Aperture affects depth of field
Shutter Speed affects motion blur
ISO speed affects image noise
A camera's shutter determines how long the camera sensor will be open or closed to light from the lens (how long light enters the camera).
A camera's aperture controls how big the area light can pass through your camera lens is. The aperture has a f-stop value which can be a bit confusing because the smaller f-stop is the wider open (the more light allowed in). For example f/1.8 is much wider than f/16. In tog slang, when someone says they are "stopping down" or "opening up" their lens it means increasing and decreasing the f-stop.
1/800 sec. (shutter speed) f/4.5 85mm (aperture) ISO 200 (ISO)
Do you see how more of the bench is in focus with a smaller aperture (higher f-stop value = smaller opening)
1/4000 sec. (shutter speed) f/1.8 85mm (aperture) ISO 200 (ISO)
Do you see the difference in the depth of field?
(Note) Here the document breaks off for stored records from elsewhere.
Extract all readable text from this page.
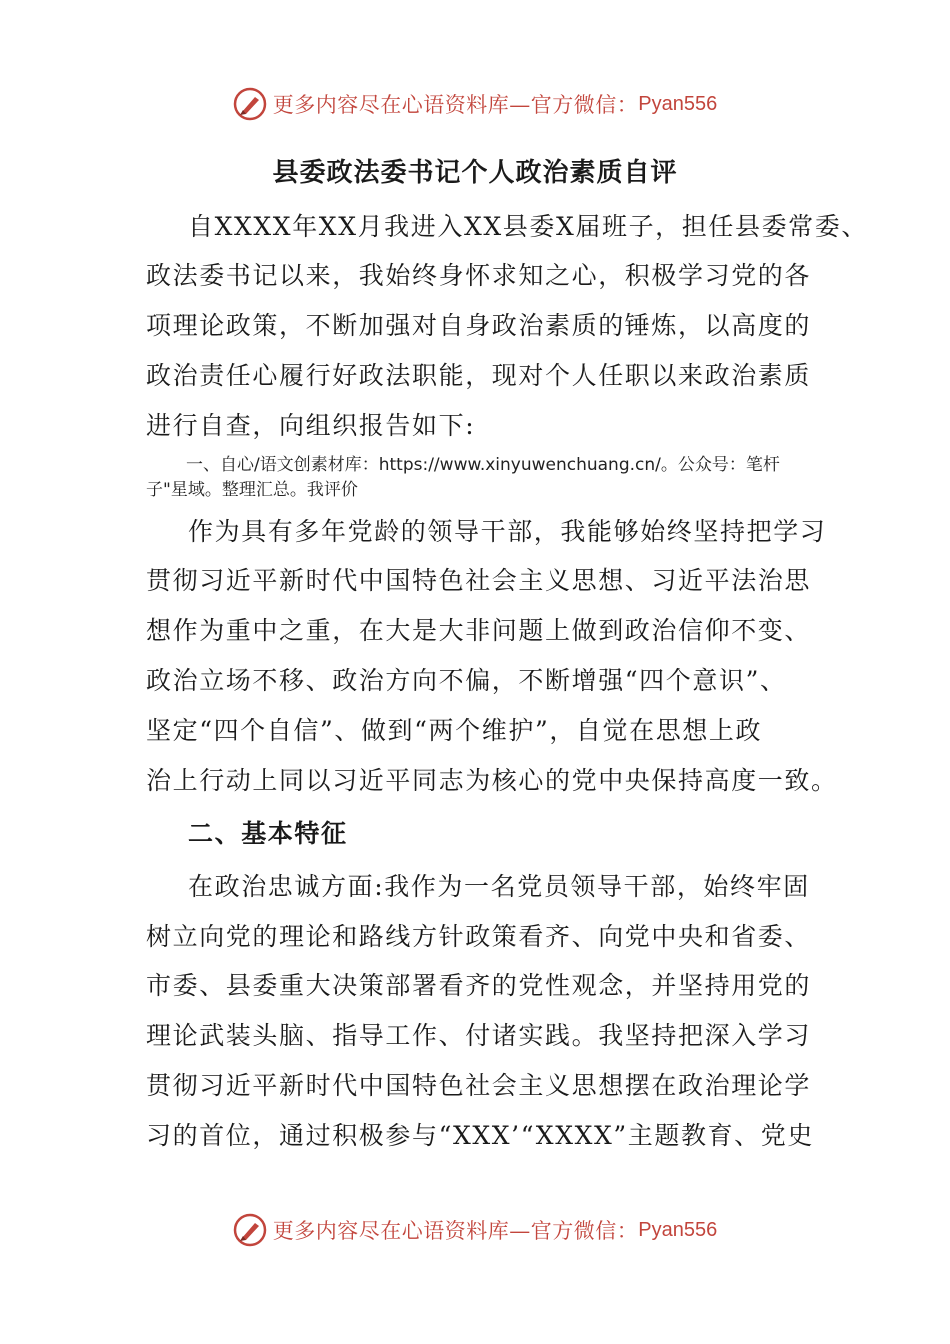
更多内容尽在心语资料库—官方微信： Pyan556
县委政法委书记个人政治素质自评
自XXXX年XX月我进入XX县委X届班子，担任县委常委、
政法委书记以来，我始终身怀求知之心，积极学习党的各
项理论政策，不断加强对自身政治素质的锤炼，以高度的
政治责任心履行好政法职能，现对个人任职以来政治素质
进行自查，向组织报告如下:
一、自心/语文创素材库：https://www.xinyuwenchuang.cn/。公众号：笔杆
子"星域。整理汇总。我评价
作为具有多年党龄的领导干部，我能够始终坚持把学习
贯彻习近平新时代中国特色社会主义思想、习近平法治思
想作为重中之重，在大是大非问题上做到政治信仰不变、
政治立场不移、政治方向不偏，不断增强“四个意识”、
坚定“四个自信”、做到“两个维护”，自觉在思想上政
治上行动上同以习近平同志为核心的党中央保持高度一致。
二、基本特征
在政治忠诚方面:我作为一名党员领导干部，始终牢固
树立向党的理论和路线方针政策看齐、向党中央和省委、
市委、县委重大决策部署看齐的党性观念，并坚持用党的
理论武装头脑、指导工作、付诸实践。我坚持把深入学习
贯彻习近平新时代中国特色社会主义思想摆在政治理论学
习的首位，通过积极参与“XXX’“XXXX”主题教育、党史
更多内容尽在心语资料库—官方微信： Pyan556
This was shot "wide open" at f/1.8.
The ISO speed determines how sensitive the camera is to light. Like shutter speed, it also correlates 1:1 with how much the exposure increases or decreases. Most often you want a low ISO speed since higher ISO speeds dramatically increase image noise. So, you usually only increase ISO speed if you can't use the aperture and shutter speed you want without adjusting it. When I used my Canon A-1 film camera I would buy the film at the ISO speed I wanted. I didn't adjust it on the camera. So, I had to use the whole role and plan my shoot accordingly. Times have changed!
I hope this lesson helped you! There is so much more to dive into but I hope this helped give a starting point to understand the basics of how the Exposure Triangle works!